Running one AI agent on a project is straightforward. Running five simultaneously without them stepping on each other? That requires structure.
Here's how we've seen teams successfully coordinate multiple agents on large projects using AgentTask.
The coordination problem
Without coordination, multiple agents will:
- Pick up the same task and do duplicate work
- Make conflicting changes to the same files
- Break dependencies by starting tasks before prerequisites are done
- Flood the project with overlapping status updates
Task dependencies and the tasks_next MCP tool solve all of these problems.
Setting up dependencies
When you create tasks, define which tasks block others:
Task 1: Design database schema
Task 2: Build API endpoints (depends on Task 1)
Task 3: Write frontend components (depends on Task 2)
Task 4: Write tests (depends on Task 2)
Task 5: Deploy to staging (depends on Tasks 3 and 4)
Each agent calls tasks_next to get the highest-priority unblocked task. The system guarantees no two agents receive the same task.
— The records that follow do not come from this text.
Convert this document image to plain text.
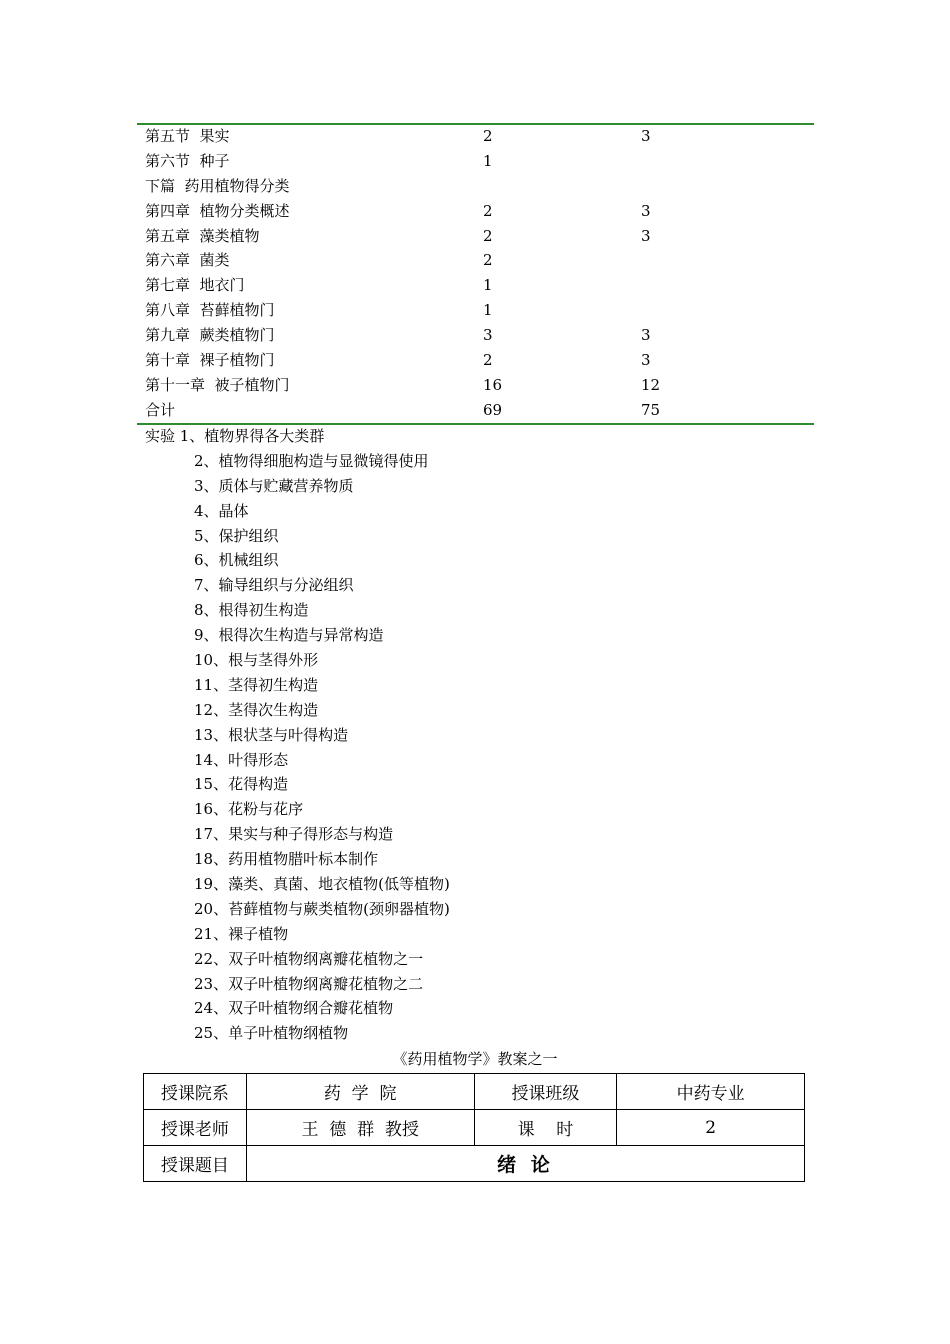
第五节  果实	2	3
第六节  种子	1
下篇  药用植物得分类
第四章  植物分类概述	2	3
第五章  藻类植物	2	3
第六章  菌类	2
第七章  地衣门	1
第八章  苔藓植物门	1
第九章  蕨类植物门	3	3
第十章  裸子植物门	2	3
第十一章  被子植物门	16	12
合计	69	75
实验 1、植物界得各大类群
2、植物得细胞构造与显微镜得使用
3、质体与贮藏营养物质
4、晶体
5、保护组织
6、机械组织
7、输导组织与分泌组织
8、根得初生构造
9、根得次生构造与异常构造
10、根与茎得外形
11、茎得初生构造
12、茎得次生构造
13、根状茎与叶得构造
14、叶得形态
15、花得构造
16、花粉与花序
17、果实与种子得形态与构造
18、药用植物腊叶标本制作
19、藻类、真菌、地衣植物(低等植物)
20、苔藓植物与蕨类植物(颈卵器植物)
21、裸子植物
22、双子叶植物纲离瓣花植物之一
23、双子叶植物纲离瓣花植物之二
24、双子叶植物纲合瓣花植物
25、单子叶植物纲植物
《药用植物学》教案之一
授课院系	药  学  院	授课班级	中药专业
授课老师	王  德  群  教授	课    时	2
授课题目	绪 论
The pattern: claim, work, complete
Every agent follows the same loop:
- Call
tasks_nextto get an available task - Set status to
in_progressto claim it - Do the work (write code, run tests, deploy)
- Set status to
donewhen finished - Repeat from step 1
This is simple, but it works because the dependency graph ensures correct ordering and the status system prevents collisions.
Practical tips
Use sessions to group related work. If you have a "Backend API" session and a "Frontend UI" session, you can assign different agents to different sessions. Each agent only picks up tasks from its session.
Set the assigned_agent field when you want a specific agent to handle a task. The tasks_next endpoint respects agent assignments and won't hand an assigned task to a different agent.
Keep tasks small. A task that takes an agent 30 minutes is better than one that takes 3 hours. Smaller tasks mean faster feedback loops and fewer merge conflicts.
Use labels for coordination. Label tasks as backend, frontend, testing, or devops to make it clear which agent type should pick them up.
Real-world example
One of our design partners runs a build pipeline with 5 concurrent Claude Code agents on a single AgentTask project. Their setup:
- Agent 1-2: Backend implementation (assigned to backend session)
- Agent 3: Frontend implementation (assigned to frontend session)
- Agent 4: Testing agent (picks up tasks labeled
testing) - Agent 5: DevOps agent (handles deployment and infrastructure tasks)
They report 4x throughput compared to running a single agent sequentially, with zero task collisions since adopting the dependency-based coordination model.
The key insight: you don't need a complex orchestration layer. Clear task dependencies and a simple claim-work-complete loop give you reliable multi-agent coordination out of the box.